Em termos mundiais, são poucas as terapias gênicas que atualmente têm o selo de aprovação das autoridades sanitárias. Mas, segundo analistas da Datamonitor Healthcare, o número de terapias desse tipo em desenvolvimento dobrou desde 2012. A mais forte candidata a receber aprovação integral nos EUA é a SPK-RPE65, da Spark Therapeutics, que reverte a cegueira causada por disfunção retiniana hereditária.

A questão é que a maioria das doenças genéticas é extremamente rara. Considere-se o caso da terapia Strimvelis, que o laboratório britânico GSK tem autorização para comercializar na Europa. O tratamento, desenvolvido pelos pesquisadores do San Raffaele, cura a síndrome de imunodeficiência combinada severa (ADA-SCID), que geralmente causa a morte no primeiro ano de vida, uma vez que seus portadores são extremamente sensíveis a infecções. Em todo o continente europeu, apenas 15 recém-nascidos (popularmente conhecidos como “crianças da bolha”) por ano são diagnosticados com o problema. Será um desafio enorme criar produtos financeiramente viáveis para mercados de proporções tão reduzidas.

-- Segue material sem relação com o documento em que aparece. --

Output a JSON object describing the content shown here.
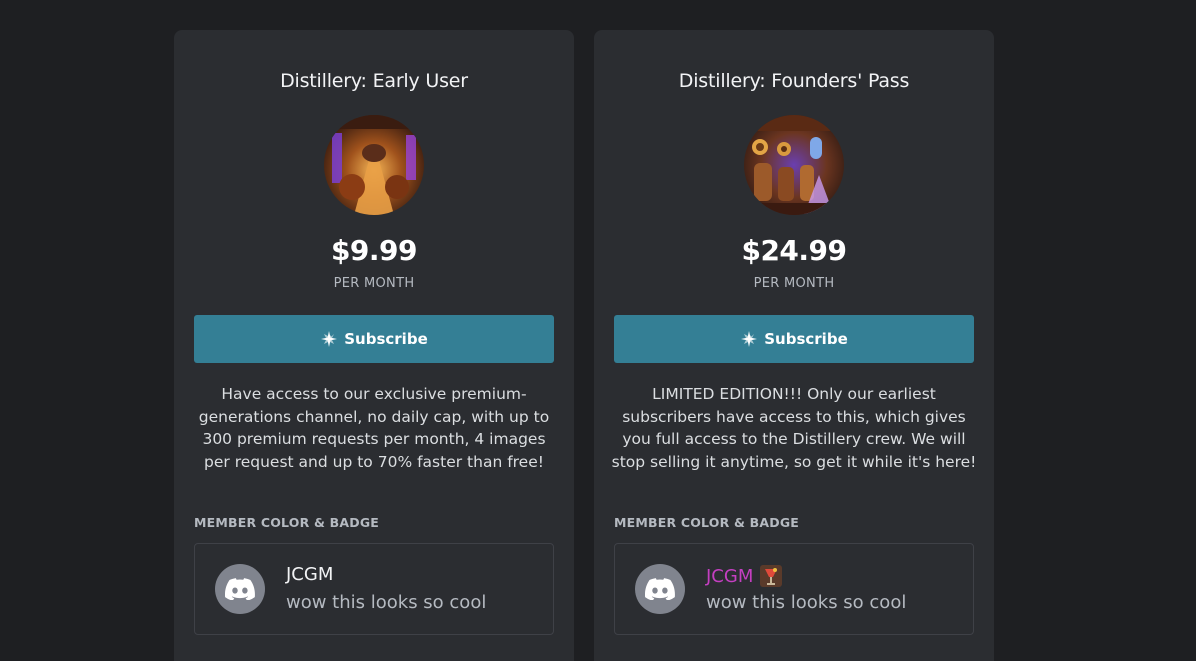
{
  "colors": {
    "background": "#1e1f22",
    "card": "#2b2d31",
    "subscribe_button": "#347f95",
    "member_color_tier2": "#c43fc1"
  },
  "tiers": [
    {
      "title": "Distillery: Early User",
      "price": "$9.99",
      "period": "PER MONTH",
      "subscribe_label": "Subscribe",
      "description": "Have access to our exclusive premium-generations channel, no daily cap, with up to 300 premium requests per month, 4 images per request and up to 70% faster than free!",
      "section_label": "MEMBER COLOR & BADGE",
      "preview": {
        "username": "JCGM",
        "message": "wow this looks so cool",
        "avatar_icon": "discord-icon"
      }
    },
    {
      "title": "Distillery: Founders' Pass",
      "price": "$24.99",
      "period": "PER MONTH",
      "subscribe_label": "Subscribe",
      "description": "LIMITED EDITION!!! Only our earliest subscribers have access to this, which gives you full access to the Distillery crew. We will stop selling it anytime, so get it while it's here!",
      "section_label": "MEMBER COLOR & BADGE",
      "preview": {
        "username": "JCGM",
        "message": "wow this looks so cool",
        "avatar_icon": "discord-icon",
        "badge_icon": "cocktail-badge-icon"
      }
    }
  ]
}
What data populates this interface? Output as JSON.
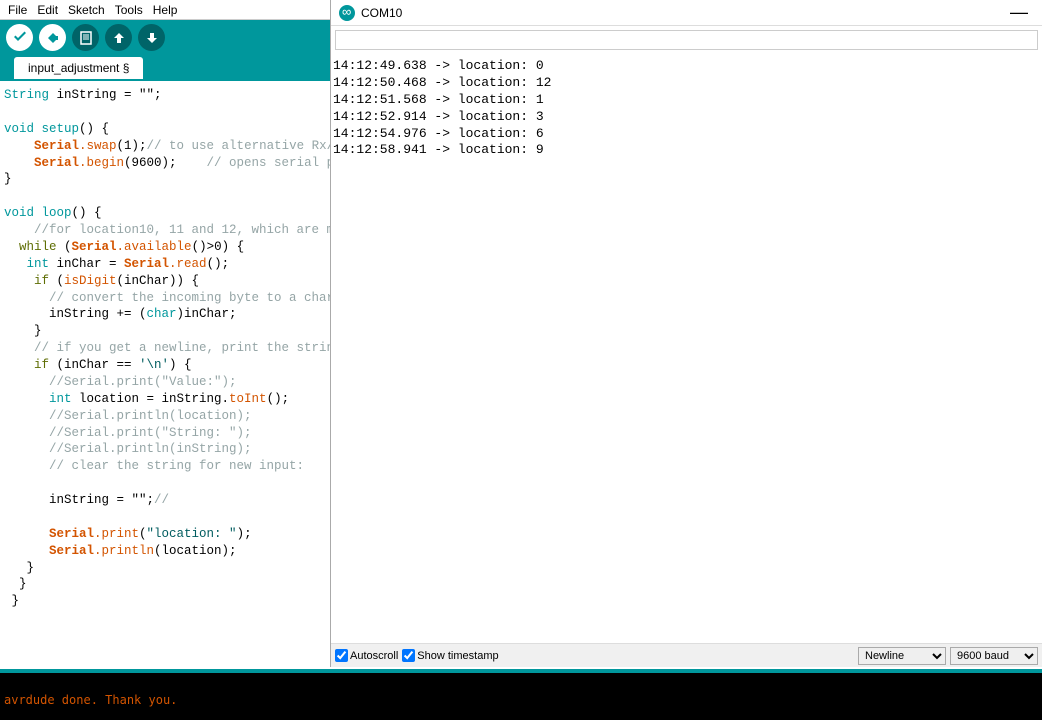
{
  "menu": {
    "file": "File",
    "edit": "Edit",
    "sketch": "Sketch",
    "tools": "Tools",
    "help": "Help"
  },
  "tab": {
    "name": "input_adjustment §"
  },
  "code": {
    "l1_type": "String",
    "l1_rest": " inString = \"\";",
    "l3_void": "void",
    "l3_setup": " setup",
    "l3_rest": "() {",
    "l4_serial": "    Serial",
    "l4_swap": ".swap",
    "l4_args": "(1);",
    "l4_comment": "// to use alternative Rx/",
    "l5_serial": "    Serial",
    "l5_begin": ".begin",
    "l5_args": "(9600);    ",
    "l5_comment": "// opens serial p",
    "l6": "}",
    "l8_void": "void",
    "l8_loop": " loop",
    "l8_rest": "() {",
    "l9_comment": "    //for location10, 11 and 12, which are m",
    "l10_while": "  while",
    "l10_a": " (",
    "l10_serial": "Serial",
    "l10_av": ".available",
    "l10_rest": "()>0) {",
    "l11_int": "   int",
    "l11_a": " inChar = ",
    "l11_serial": "Serial",
    "l11_read": ".read",
    "l11_rest": "();",
    "l12_if": "    if",
    "l12_a": " (",
    "l12_isdigit": "isDigit",
    "l12_rest": "(inChar)) {",
    "l13_comment": "      // convert the incoming byte to a char",
    "l14_a": "      inString += (",
    "l14_char": "char",
    "l14_rest": ")inChar;",
    "l15": "    }",
    "l16_comment": "    // if you get a newline, print the strin",
    "l17_if": "    if",
    "l17_a": " (inChar == ",
    "l17_nl": "'\\n'",
    "l17_rest": ") {",
    "l18_comment": "      //Serial.print(\"Value:\");",
    "l19_int": "      int",
    "l19_a": " location = inString.",
    "l19_toint": "toInt",
    "l19_rest": "();",
    "l20_comment": "      //Serial.println(location);",
    "l21_comment": "      //Serial.print(\"String: \");",
    "l22_comment": "      //Serial.println(inString);",
    "l23_comment": "      // clear the string for new input:",
    "l25_a": "      inString = \"\";",
    "l25_comment": "//",
    "l27_serial": "      Serial",
    "l27_print": ".print",
    "l27_a": "(",
    "l27_str": "\"location: \"",
    "l27_rest": ");",
    "l28_serial": "      Serial",
    "l28_println": ".println",
    "l28_rest": "(location);",
    "l29": "   }",
    "l30": "  }",
    "l31": " }"
  },
  "console_text": "avrdude done.  Thank you.",
  "serial": {
    "title": "COM10",
    "lines": [
      "14:12:49.638 -> location: 0",
      "14:12:50.468 -> location: 12",
      "14:12:51.568 -> location: 1",
      "14:12:52.914 -> location: 3",
      "14:12:54.976 -> location: 6",
      "14:12:58.941 -> location: 9"
    ],
    "autoscroll": "Autoscroll",
    "show_timestamp": "Show timestamp",
    "line_ending": "Newline",
    "baud": "9600 baud"
  }
}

Preço. O GSK ainda não divulgou quanto pretende cobrar pela Strimbelis, mas o anúncio é aguardado com interesse pelo setor farmacêutico. Martin Andrews, diretor de doenças raras da empresa, diz que não faz sentido lançar no mercado um tratamento pelo qual ninguém tenha condições de pagar. Por isso, seu preço deve ser o mais baixo possível.

Mas a companhia também precisa obter o retorno de seu investimento, observa o executivo. Nosegmento, ninguém se esqueceu da sorte reservada ao Glybera, primeira terapia gênica a ser comercializada na Europa. O tratamento cura uma disfunção genética que provoca acúmulo perigoso de gordura no sistema sanguíneo. Lançado em 2012, ao preço de US$ 1 milhão, o produto foi adquirido uma única vez, entrando para os anais dos grandes desastres comerciais da indústria farmacêutica.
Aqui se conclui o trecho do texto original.